Perry County’s Concordia College is heavy with German-American history
The log cabin on Main Street across from Trinity Lutheran Church in Altenburg, Missouri, may need a protective structure to hold it up, but it holds a lot of history.
Now owned by Trinity Lutheran Church, the cabin is called the Concordia Log Cabin College and once housed the first classes of the first Lutheran Evangelical Church west of the Mississippi River beginning in 1839, proclaimed on a proud sign standing outside the building today.
Beginnings of the Concordia Log Cabin College
The cabin is an artifact of the Saxon Lutheran migration to Missouri in the late 1830s.

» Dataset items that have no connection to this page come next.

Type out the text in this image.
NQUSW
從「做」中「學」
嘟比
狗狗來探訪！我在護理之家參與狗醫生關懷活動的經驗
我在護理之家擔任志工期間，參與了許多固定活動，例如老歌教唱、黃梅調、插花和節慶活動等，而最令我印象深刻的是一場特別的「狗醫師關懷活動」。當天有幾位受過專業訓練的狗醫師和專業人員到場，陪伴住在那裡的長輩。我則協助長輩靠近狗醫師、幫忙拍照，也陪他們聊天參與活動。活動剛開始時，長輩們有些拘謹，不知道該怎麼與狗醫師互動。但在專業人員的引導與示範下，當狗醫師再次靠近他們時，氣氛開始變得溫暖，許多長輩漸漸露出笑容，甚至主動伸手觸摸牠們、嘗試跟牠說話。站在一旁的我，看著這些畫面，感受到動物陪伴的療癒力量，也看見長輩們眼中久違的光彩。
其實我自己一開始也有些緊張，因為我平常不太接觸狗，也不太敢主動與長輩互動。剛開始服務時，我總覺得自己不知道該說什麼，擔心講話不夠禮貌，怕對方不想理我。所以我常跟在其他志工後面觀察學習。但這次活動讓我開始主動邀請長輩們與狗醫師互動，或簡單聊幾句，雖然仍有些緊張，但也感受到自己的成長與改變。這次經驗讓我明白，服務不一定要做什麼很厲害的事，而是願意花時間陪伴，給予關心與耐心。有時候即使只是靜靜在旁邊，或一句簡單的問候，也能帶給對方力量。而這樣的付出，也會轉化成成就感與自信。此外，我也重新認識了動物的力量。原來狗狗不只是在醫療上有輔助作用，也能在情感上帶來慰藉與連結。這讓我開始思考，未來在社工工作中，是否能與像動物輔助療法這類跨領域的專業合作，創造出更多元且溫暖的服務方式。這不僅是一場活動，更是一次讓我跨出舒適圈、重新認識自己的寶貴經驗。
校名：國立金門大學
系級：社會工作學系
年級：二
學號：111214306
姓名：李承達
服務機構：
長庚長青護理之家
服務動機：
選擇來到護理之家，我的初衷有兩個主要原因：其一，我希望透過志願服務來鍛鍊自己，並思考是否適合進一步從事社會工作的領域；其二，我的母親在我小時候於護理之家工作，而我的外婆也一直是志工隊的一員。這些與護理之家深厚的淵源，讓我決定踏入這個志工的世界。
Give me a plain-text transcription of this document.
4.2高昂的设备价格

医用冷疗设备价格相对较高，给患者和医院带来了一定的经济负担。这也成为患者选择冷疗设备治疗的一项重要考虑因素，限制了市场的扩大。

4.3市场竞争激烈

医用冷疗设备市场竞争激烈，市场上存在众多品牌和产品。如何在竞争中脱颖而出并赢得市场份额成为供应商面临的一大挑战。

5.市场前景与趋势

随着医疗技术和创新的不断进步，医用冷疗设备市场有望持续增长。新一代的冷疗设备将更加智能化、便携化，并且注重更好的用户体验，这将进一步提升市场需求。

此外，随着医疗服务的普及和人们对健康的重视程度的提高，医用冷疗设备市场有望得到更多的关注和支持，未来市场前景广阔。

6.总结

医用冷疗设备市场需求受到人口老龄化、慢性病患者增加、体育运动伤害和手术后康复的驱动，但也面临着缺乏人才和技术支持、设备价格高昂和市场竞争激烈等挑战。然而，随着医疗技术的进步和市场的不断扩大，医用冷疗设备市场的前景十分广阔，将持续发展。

A group of immigrants from Saxony arrived in Missouri in 1839, seeking religious freedom in a new life in the United States after the Prussian Union of Churches in 1817. The group landed in St. Louis in February 1839 after traveling up the Mississippi River from New Orleans before heading south to Perry County.
Perry County wasn’t exactly an ideal location for a settlement — it was largely uncleared wilderness, not farmland—but it overlooked the Mississippi River, so the settlers took it and got to work, constructing the cabin within months. And while the cabin started out as a parsonage for the settlers, it became the Concordia College in December 1839 when the school opened to about 10 children.
The class consisted of five to seven boys and four girls who would go to school here in hopes of becoming ministers, while gaining skills they could apply in learned professions like medicine, law, and education. The founders were Theodore J. Brohm, J. F. Buenger and Ottomar Fuerbringer, who intended the school to be a university. They collected donations from Perry County Pastor C. F. W. Walther and the Saxon congregation in St. Louis, combined with their own funds, to begin the seminary.
Legacy of the Concordia Log Cabin College
Serving as the first school teaching Lutheranism in Missouri, the Concordia Log Cabin College led to the development of the Missouri Synod. The Missouri Synod has become one of the largest and most powerful members of the Synodical Conference, a religious affiliation with members who currently adhere to a strict, conservative interpretation of the Bible.
Ultimately, this legacy reflects the successes of the college’s founders. Its founders came to the United States essentially fleeing the 1817 Prussian Union of Churches in hopes of being able to practice a conservative religious model. Today, members of the Missouri Synod can do this freely.
The Concordia Log Cabin College is a success story for German immigrants to Missouri. Despite facing hardships throughout its life as a seminary in Altenburg, the vision for a conservative, strict religious model that it was founded on continues today. Stories like this speak to the overarching dream that many German immigrants to Missouri shared: a dream of success rooted in change.
Concordia Seminary Today
The location of the functioning school moved to St. Louis sometime in the 1840s or 1850s — historians debate a couple theories about this transition. Though I knew the seminary was currently located in St. Louis, it still took me by complete surprise when I stumbled upon it during a spring break trip to the city to see the Missouri Botanical Garden.